Is Precedural Enough?

[i]A Note to Moderators: If you feel that my question below does not belong in this section, please let me know where it should be posted.

Thanks,
Chirs[/i]

Hello,

Without any programming experience whatsoever, I started studying PHP beginning in the second quarter of this year with the goal of slowly building my dream website starting later this summer.

Just as I was wrapping my head around PHP and beginning–I felt-- to truly understand the different concepts and how the code works (this is why I prefaced my post with my non-experience–I’ve really had to bang and cram it all in my head), I come across Object Oriented PHP.

I’ve taken the approach of of mastering (trying, as much as possible, at least) as many of the concepts and ideas before diving in to try and create my own scripts; much like learning how to dribble, throw a baseball or football well, before playing a single game. (of course I’ve played around with and done some code -drills).

My question to the experts is this: Should or must I learn and delve deep
into OOPHP, thus delaying my “start-to-code” date? Or will procedural PHP Programming suffice if one would like to build good E-commerce, forum/comment-type (like PHP Help) or basic social networking websites?

How far will procedural programming take me? A site with 1,000; tens-of-thousands; hundred thousand visitors?

Your expert opinion and insight and input is greatly appreciated.

Chris

My first project was a private-member site for a group I had. After getting login/logout to work, I made a register code and just kept building more things. I even done a shoutbox.

With PHP, you can achieve almost anything you can imagine. There will be times you get referred to Javascript or AJAX or something else, but majority of the time something can be solved with PHP.

The main thing to remember is that PHP is server-side and everything is loaded when the page loads. For something to be updated live, the page has to refresh. Depending what you’re doing, we may tell you to look at Javascript/JQuery/Ajax for live updating of a page.

Thanks, RaythXC.

Here is my take…

If you go with Object Oriented Programming then it’s like building all the walls before you build the house. The good part is that if any one wall needs fixed you do not have to muck around with the other three. The downside is occasionally if one wall is broken the whole house comes down.

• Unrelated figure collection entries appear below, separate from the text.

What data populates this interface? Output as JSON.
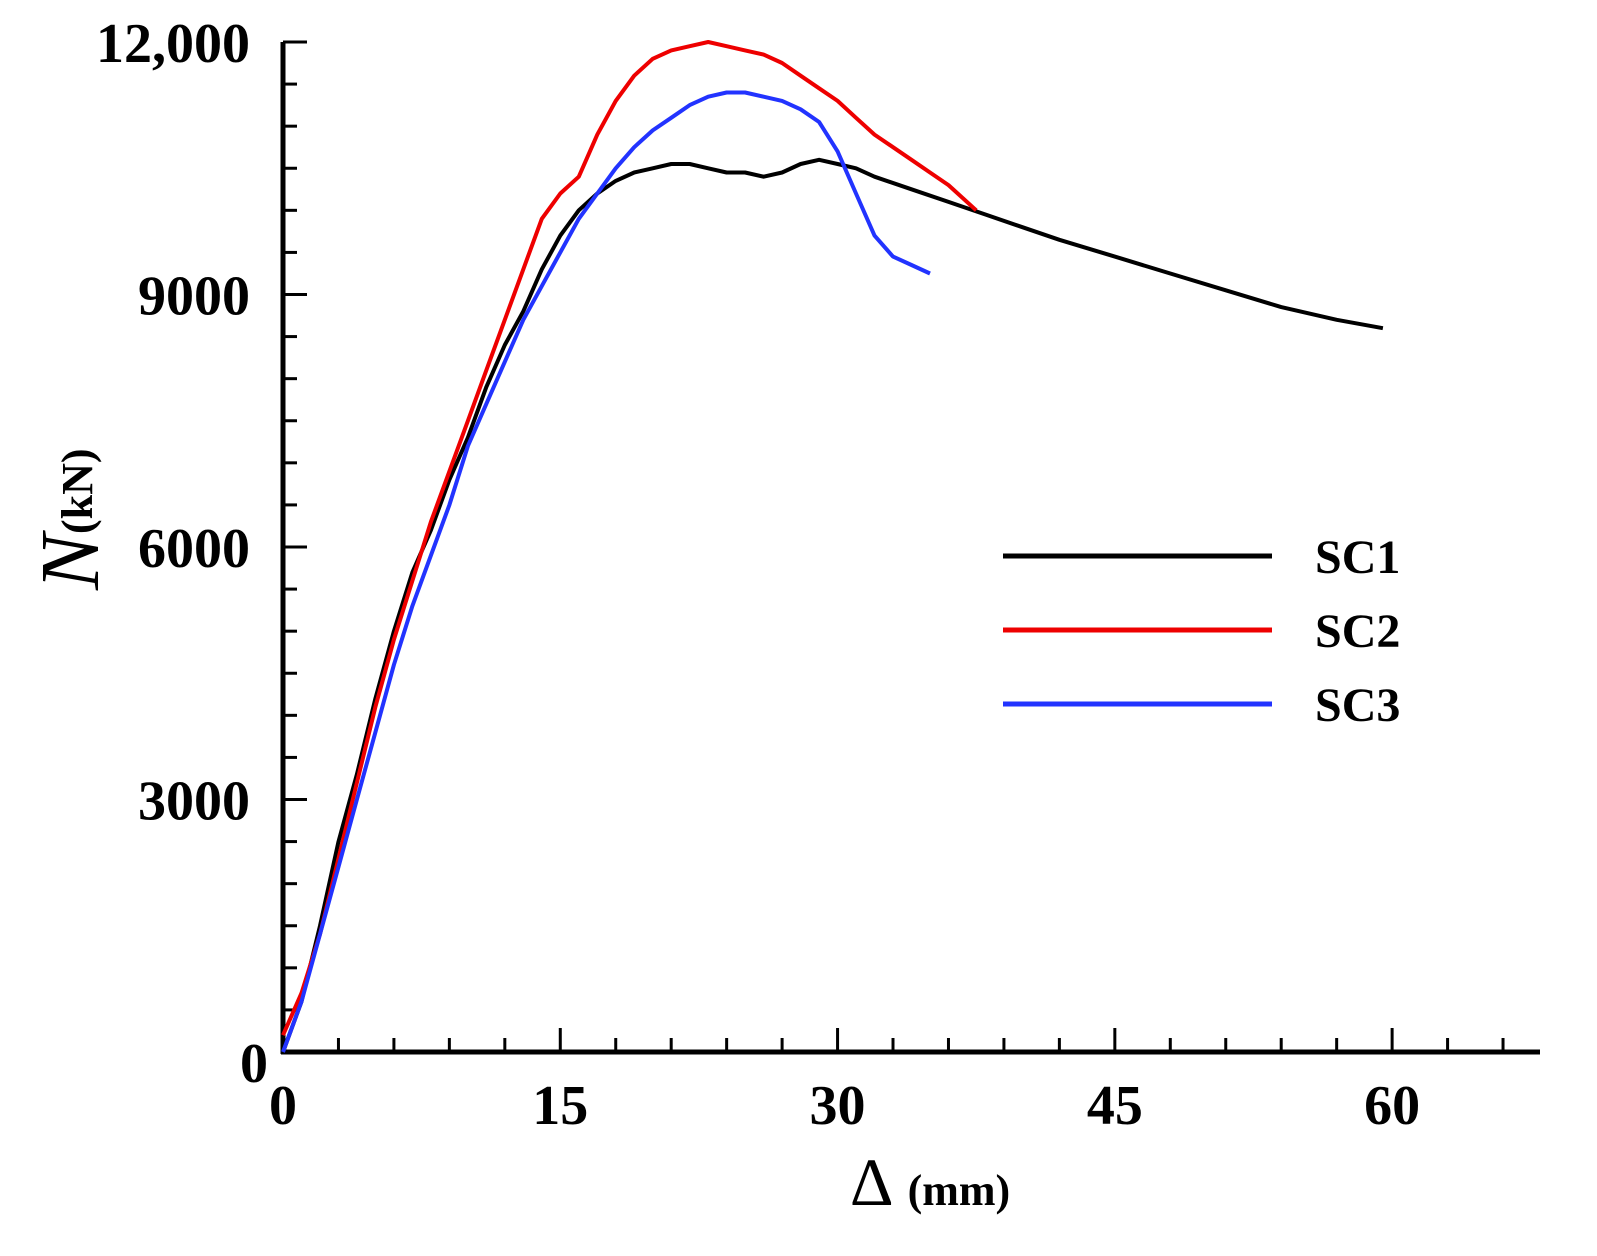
{
  "chart_data": {
    "type": "line",
    "title": "",
    "xlabel": {
      "symbol": "Δ",
      "unit": "(mm)"
    },
    "ylabel": {
      "symbol": "N",
      "unit": "(kN)"
    },
    "xlim": [
      0,
      68
    ],
    "ylim": [
      0,
      12000
    ],
    "x_ticks": [
      0,
      15,
      30,
      45,
      60
    ],
    "x_tick_labels": [
      "0",
      "15",
      "30",
      "45",
      "60"
    ],
    "y_ticks": [
      0,
      3000,
      6000,
      9000,
      12000
    ],
    "y_tick_labels": [
      "0",
      "3000",
      "6000",
      "9000",
      "12,000"
    ],
    "grid": false,
    "legend_position": "right",
    "series": [
      {
        "name": "SC1",
        "color": "#000000",
        "points": [
          [
            0,
            0
          ],
          [
            1,
            600
          ],
          [
            2,
            1500
          ],
          [
            3,
            2500
          ],
          [
            4,
            3300
          ],
          [
            5,
            4200
          ],
          [
            6,
            5000
          ],
          [
            7,
            5700
          ],
          [
            8,
            6200
          ],
          [
            9,
            6800
          ],
          [
            10,
            7300
          ],
          [
            11,
            7900
          ],
          [
            12,
            8400
          ],
          [
            13,
            8800
          ],
          [
            14,
            9300
          ],
          [
            15,
            9700
          ],
          [
            16,
            10000
          ],
          [
            17,
            10200
          ],
          [
            18,
            10350
          ],
          [
            19,
            10450
          ],
          [
            20,
            10500
          ],
          [
            21,
            10550
          ],
          [
            22,
            10550
          ],
          [
            23,
            10500
          ],
          [
            24,
            10450
          ],
          [
            25,
            10450
          ],
          [
            26,
            10400
          ],
          [
            27,
            10450
          ],
          [
            28,
            10550
          ],
          [
            29,
            10600
          ],
          [
            30,
            10550
          ],
          [
            31,
            10500
          ],
          [
            32,
            10400
          ],
          [
            34,
            10250
          ],
          [
            36,
            10100
          ],
          [
            38,
            9950
          ],
          [
            40,
            9800
          ],
          [
            42,
            9650
          ],
          [
            45,
            9450
          ],
          [
            48,
            9250
          ],
          [
            51,
            9050
          ],
          [
            54,
            8850
          ],
          [
            57,
            8700
          ],
          [
            59.5,
            8600
          ]
        ]
      },
      {
        "name": "SC2",
        "color": "#ee0000",
        "points": [
          [
            0,
            200
          ],
          [
            1,
            700
          ],
          [
            2,
            1400
          ],
          [
            3,
            2300
          ],
          [
            4,
            3200
          ],
          [
            5,
            4100
          ],
          [
            6,
            4900
          ],
          [
            7,
            5600
          ],
          [
            8,
            6300
          ],
          [
            9,
            6900
          ],
          [
            10,
            7500
          ],
          [
            11,
            8100
          ],
          [
            12,
            8700
          ],
          [
            13,
            9300
          ],
          [
            14,
            9900
          ],
          [
            15,
            10200
          ],
          [
            16,
            10400
          ],
          [
            17,
            10900
          ],
          [
            18,
            11300
          ],
          [
            19,
            11600
          ],
          [
            20,
            11800
          ],
          [
            21,
            11900
          ],
          [
            22,
            11950
          ],
          [
            23,
            12000
          ],
          [
            24,
            11950
          ],
          [
            25,
            11900
          ],
          [
            26,
            11850
          ],
          [
            27,
            11750
          ],
          [
            28,
            11600
          ],
          [
            29,
            11450
          ],
          [
            30,
            11300
          ],
          [
            31,
            11100
          ],
          [
            32,
            10900
          ],
          [
            33,
            10750
          ],
          [
            34,
            10600
          ],
          [
            35,
            10450
          ],
          [
            36,
            10300
          ],
          [
            37.5,
            10000
          ]
        ]
      },
      {
        "name": "SC3",
        "color": "#2233ff",
        "points": [
          [
            0,
            0
          ],
          [
            1,
            600
          ],
          [
            2,
            1400
          ],
          [
            3,
            2200
          ],
          [
            4,
            3000
          ],
          [
            5,
            3800
          ],
          [
            6,
            4600
          ],
          [
            7,
            5300
          ],
          [
            8,
            5900
          ],
          [
            9,
            6500
          ],
          [
            10,
            7200
          ],
          [
            11,
            7700
          ],
          [
            12,
            8200
          ],
          [
            13,
            8700
          ],
          [
            14,
            9100
          ],
          [
            15,
            9500
          ],
          [
            16,
            9900
          ],
          [
            17,
            10200
          ],
          [
            18,
            10500
          ],
          [
            19,
            10750
          ],
          [
            20,
            10950
          ],
          [
            21,
            11100
          ],
          [
            22,
            11250
          ],
          [
            23,
            11350
          ],
          [
            24,
            11400
          ],
          [
            25,
            11400
          ],
          [
            26,
            11350
          ],
          [
            27,
            11300
          ],
          [
            28,
            11200
          ],
          [
            29,
            11050
          ],
          [
            30,
            10700
          ],
          [
            31,
            10200
          ],
          [
            32,
            9700
          ],
          [
            33,
            9450
          ],
          [
            34,
            9350
          ],
          [
            35,
            9250
          ]
        ]
      }
    ]
  }
}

I recently built two identical sites (from a script standpoint the content varied).
The first site I was developing all the scripts so I built each section of the site independently. The viewing section had a folder, the update section had a folder with the script from the viewing section to call when it needed it. Anyway at the end of this build I had several scripts that were practically identical just in different sections of the site. Now when I want to edit one I have to edit all of them so that the whole site functions the same. It takes longer but one section does not affect the other sections.

The second site I only built one viewing section and linked it to the update section. Now when I need to change the viewing section of the site I only edit one script. Its faster but occasionally I take out my whole (dev) site because that one script is not playing nice with the others.

From a programming standpoint the latter is a harder to do because you have to account for each contingency when writing the original script. However the former while easier is a lot more work when making updates or changes.

You also want to keep things that you are going to use over and over in a separate script. For example: your database connection information should be in one script and called on any script that needs to connect to the database, your page menus, headers, footers should be the same way. That way editing one script changes all your pages. Most of my index.php files do not do anything but call other scripts. Then depending on how the user navigates the pages depends on which scripts are called.

However, all this being said with a little PHP knowledge and a will to learn content management systems like Wordpress and Drupal can be vary useful for creating websites. They remove all the programming issues for the most part and allow you to focus on design and content, but still give you the option of writing that custom piece of code if you want.

and those are my thoughts.

Thank you so much for the very insightful response, Andrew.